“I’m singing in the rain, I’m singing in the rain, what a wonderful feeling, I’m happy again!”
Before Shabbat, the Heavens opened with a symphony of thunder and lightning, and the great blessing of rain washed over the Land of Israel in answer to our prayers. Like I do every year with the very first rain, I hurried outside and danced in joy, laughing happily as the raindrops splashed on my face.
“Raindrops keep falling on my head… da da da da da da da da da da da… nothings worrying me!”
Back in the house, I opened the door to the terrace so I could hear the splattering of rain on the aluminum roof. What a wonderful sound! “What a glorious feeling! I’m happy again!” The clatter of raindrops sounded like the clinging of coins in a beggar’s cup. “Rain, rain, don’t go away – stay with us another day!”
When lightening lit up the sky and thunder shook the heavens, I recited their special blessings with exuberant joy. What a privilege to be in the Holy Land when it rains! It’s like every drop is a kiss from Hashem, assuring us that He loves us.

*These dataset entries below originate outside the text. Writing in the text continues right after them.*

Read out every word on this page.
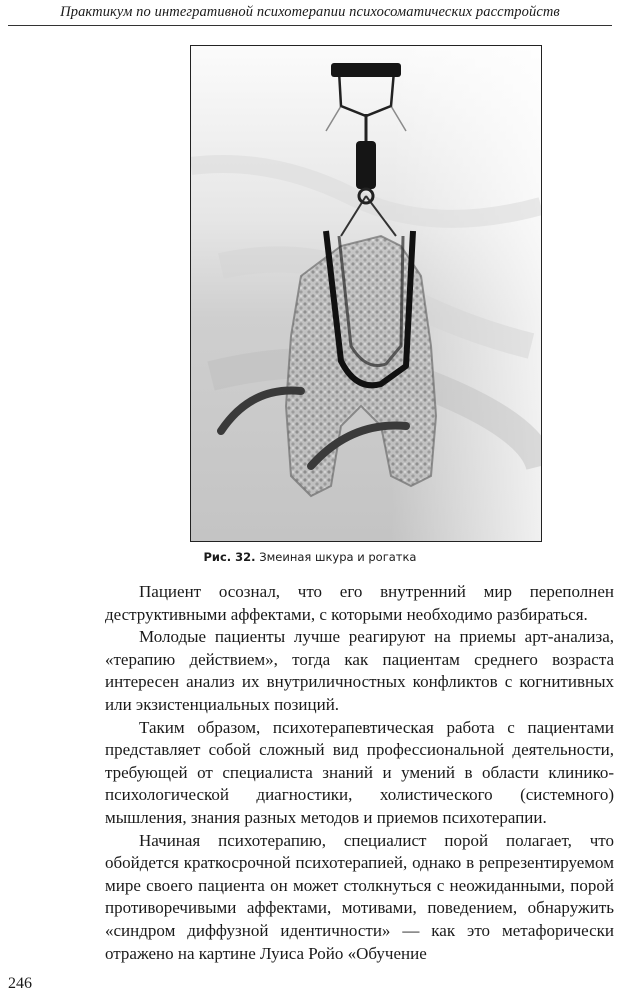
Практикум по интегративной психотерапии психосоматических расстройств
Рис. 32. Змеиная шкура и рогатка

Пациент осознал, что его внутренний мир переполнен деструктивными аффектами, с которыми необходимо разбираться.

Молодые пациенты лучше реагируют на приемы арт-анализа, «терапию действием», тогда как пациентам среднего возраста интересен анализ их внутриличностных конфликтов с когнитивных или экзистенциальных позиций.

Таким образом, психотерапевтическая работа с пациентами представляет собой сложный вид профессиональной деятельности, требующей от специалиста знаний и умений в области клинико-психологической диагностики, холистического (системного) мышления, знания разных методов и приемов психотерапии.

Начиная психотерапию, специалист порой полагает, что обойдется краткосрочной психотерапией, однако в репрезентируемом мире своего пациента он может столкнуться с неожиданными, порой противоречивыми аффектами, мотивами, поведением, обнаружить «синдром диффузной идентичности» — как это метафорически отражено на картине Луиса Ройо «Обучение

246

Yesterday, driving to Tel Aviv, it was pouring. I sang all the way! What a blessing to be stuck in a long traffic jam in Israel because of the rain! For nearly 2000 years, we’ve prayed to come home to Israel, and now that Hashem, in His infinite kindness, has allowed us to rebuild our Land, what a joy that we have long traffic jams! It’s a sign that the country is booming! Would Moshe Rabanu have complained to sit in a traffic jam in Israel? Would Rashi have grumbled? No way!
I can’t help comparing our great joy in Israel over the rain to the recent devastating rains in New York. There it was a disaster. You want to know why? Look at this, from the Torah giant, the “Ohr Somayach,” Rabbi Meir Simcha HaCohen from Dvinsk, from his famous commentary on the Torah, the “Meshech Chochmah,”
“If a Jew thinks that Berlin (New York) is Jerusalem, then a raging storm-wind will uproot him by his trunk – a hurricane will arise and spread its roaring waves, and it will swallow and destroy, and flood forth without pity” (Meshech Chochmah, Pg. 171).
In the same light, the Torah giant, Rabbi Yaacov Emden, writes in the Introduction to his famous siddur, “The Beit Yaacov,”
“When it seems to us, in our present peaceful existence outside of the Land of Israel, that we have found another Eretz Yisrael and Jerusalem, this is to me the deepest, most obvious, most outstanding, and direct cause of all of the awesome, frightening, monstrous, unimaginable destructions that we have experienced in the Diaspora.”
In the meantime, I’m yours truly, just singing and dancing in the rain.